Future support for Sphinx Search

General discussion of development ideas and the approaches taken in the 3.x branch of phpBB. The next feature release of phpBB 3 will be 3.3/Proteus.
Forum rules
Please do not post support questions regarding installing, updating, or upgrading phpBB 3.2.x. If you need support for phpBB 3.2.x please visit the 3.2.x Support Forum on phpbb.com.

If you have questions regarding writing extensions please post in Extension Writers Discussion to receive proper guidance from our staff and community.
GarageChemist
Registered User
Posts: 2
Joined: Tue Oct 30, 2018 3:39 am

Future support for Sphinx Search

Post by GarageChemist »

It sounds like from the Sphinx release notes that the author plans to phase out the API he formerly used, in favor of using an SQL-like query syntax he calls "SphinxQL". There seem to be a number of new features in the works too, that he only plans to support via the SphinxQL interface. I can't say I disagree with that decision. This interface allows for a much easier means of interacting with the search application, as it can emulate a MySQL database server and thus accept queries from the mysql client. That means that the PHP MySQL API can do this too.

The current Sphinx integration is definitely showing its age, and I don't think it will actually work with the recent versions without making a few changes to it. It's not very easy to tell where the code for generating the Sphinx config file stops and the code for actually running the search begins. It would help if the code was divided into two different files, since once the config file is set up, the code for generating it just gets in the way. But if the MySQL API can be used for making queries, then any new code would probably be minimal.

Even though it works well enough, the automatically-generated source and index identifiers are needlessly long and inconvenient to type in during testing. I would suggest using "source_{PREFIX}_main" or "index_{PREFIX}_delta" initially, then maybe try again with a number on the end if that name is taken. Just because Sphinx looks like it's going to be adding a bunch of useful features in the future, and testing them from the command line requires entering that identifier regularly.

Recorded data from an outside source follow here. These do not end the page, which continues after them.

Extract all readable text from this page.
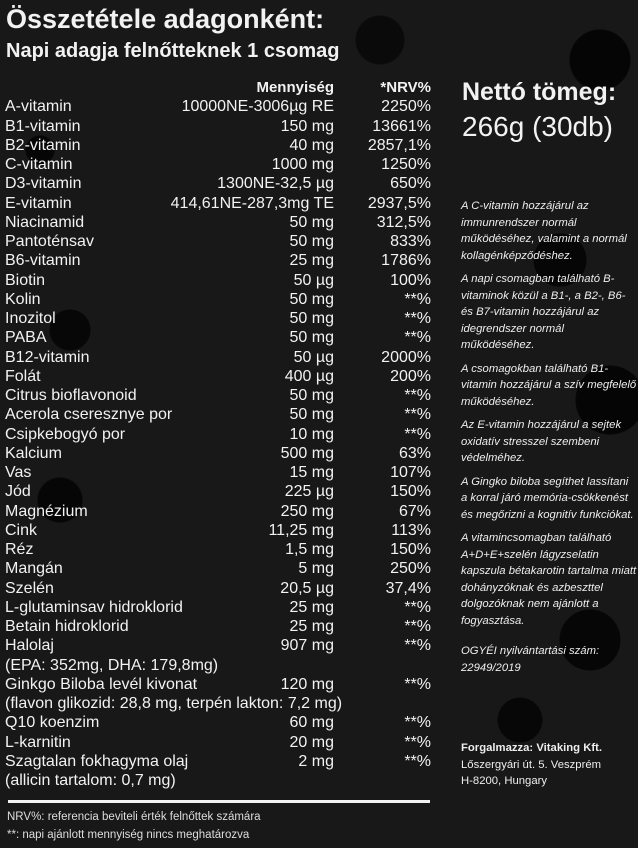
Összetétele adagonként:
Napi adagja felnőtteknek 1 csomag
Mennyiség	*NRV%
A-vitamin	10000NE-3006µg RE	2250%
B1-vitamin	150 mg 13661%
B2-vitamin	40 mg 2857,1%
C-vitamin	1000 mg	1250%
D3-vitamin	1300NE-32,5 µg	650%
E-vitamin	414,61NE-287,3mg TE 2937,5%
Niacinamid	50 mg	312,5%
Pantoténsav	50 mg	833%
B6-vitamin	25 mg	1786%
Biotin	50 µg	100%
Kolin	50 mg	**%
Inozitol	50 mg	**%
PABA	50 mg	**%
B12-vitamin	50 µg	2000%
Folát	400 µg	200%
Citrus bioflavonoid	50 mg	**%
Acerola cseresznye por	50 mg	**%
Csipkebogyó por	10 mg	**%
Kalcium	500 mg	63%
Vas	15 mg	107%
Jód	225 µg	150%
Magnézium	250 mg	67%
Cink	11,25 mg	113%
Réz	1,5 mg	150%
Mangán	5 mg	250%
Szelén	20,5 µg	37,4%
L-glutaminsav hidroklorid	25 mg	**%
Betain hidroklorid	25 mg	**%
Halolaj	907 mg	**%
(EPA: 352mg, DHA: 179,8mg)
Ginkgo Biloba levél kivonat	120 mg	**%
(flavon glikozid: 28,8 mg, terpén lakton: 7,2 mg)
Q10 koenzim	60 mg	**%
L-karnitin	20 mg	**%
Szagtalan fokhagyma olaj	2 mg	**%
(allicin tartalom: 0,7 mg)
NRV%: referencia beviteli érték felnőttek számára
**: napi ajánlott mennyiség nincs meghatározva
Nettó tömeg:
266g (30db)

A C-vitamin hozzájárul az immunrendszer normál működéséhez, valamint a normál kollagénképződéshez.

A napi csomagban található B-vitaminok közül a B1-, a B2-, B6- és B7-vitamin hozzájárul az idegrendszer normál működéséhez.

A csomagokban található B1-vitamin hozzájárul a szív megfelelő működéséhez.

Az E-vitamin hozzájárul a sejtek oxidatív stresszel szembeni védelméhez.

A Gingko biloba segíthet lassítani a korral járó memória-csökkenést és megőrizni a kognitív funkciókat.

A vitamincsomagban található A+D+E+szelén lágyzselatin kapszula bétakarotin tartalma miatt dohányzóknak és azbeszttel dolgozóknak nem ajánlott a fogyasztása.

OGYÉI nyilvántartási szám: 22949/2019

Forgalmazza: Vitaking Kft.
Lőszergyári út. 5. Veszprém
H-8200, Hungary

Anyway, here's the more recent documentation for Sphinx:

http://sphinxsearch.com/docs/sphinx3.html

At the risk of sounding like I'm requesting support, I've found that when querying Sphinx in phpBB, the results are returned only slowly, and they're different from the ones I get when making the query on the backend. The backend query results that I enter manually in a console are great, and return instantly. Both types of queries show up in Sphinx's logs, so I'm not sure what to make of it. The only major difference seems to be the protocol that's being used, unless somehow my old MySQL fulltext search index is being used when it shouldn't be. But if this is a bug, maybe this information is relevant.

User avatar
ThE KuKa
Style Customisations
Style Customisations
Posts: 24
Joined: Sun Dec 14, 2003 2:59 pm
Location: Barcelona - Spain
Contact:

Re: Future support for Sphinx Search

Post by ThE KuKa »

I thought I was already incorporated...
https://www.phpbb.com/about/features/#sphinxfulltext
All unsolicited PMs will be ignored.
:warning: Knowledge Base | Documentation | Board rules :warning:


If you like my styles, translations, etc. and want to show some appreciation, then feel free to Donate with Image
:flag_es: phpBB Spain - Online Since 2003 :heart:

GarageChemist
Registered User
Posts: 2
Joined: Tue Oct 30, 2018 3:39 am

Re: Future support for Sphinx Search

Post by GarageChemist »

Yes, it was incorporated, but there are two ways to query the Sphinx search engine: via the original Sphinx API protocol, and via an SQL-like querying system called "SphinxQL". The former is being phased out in favor of the latter. The current implementation appears to derive from a phpBB mod that was written 10 years ago, and needless to say, a lot has changed since then.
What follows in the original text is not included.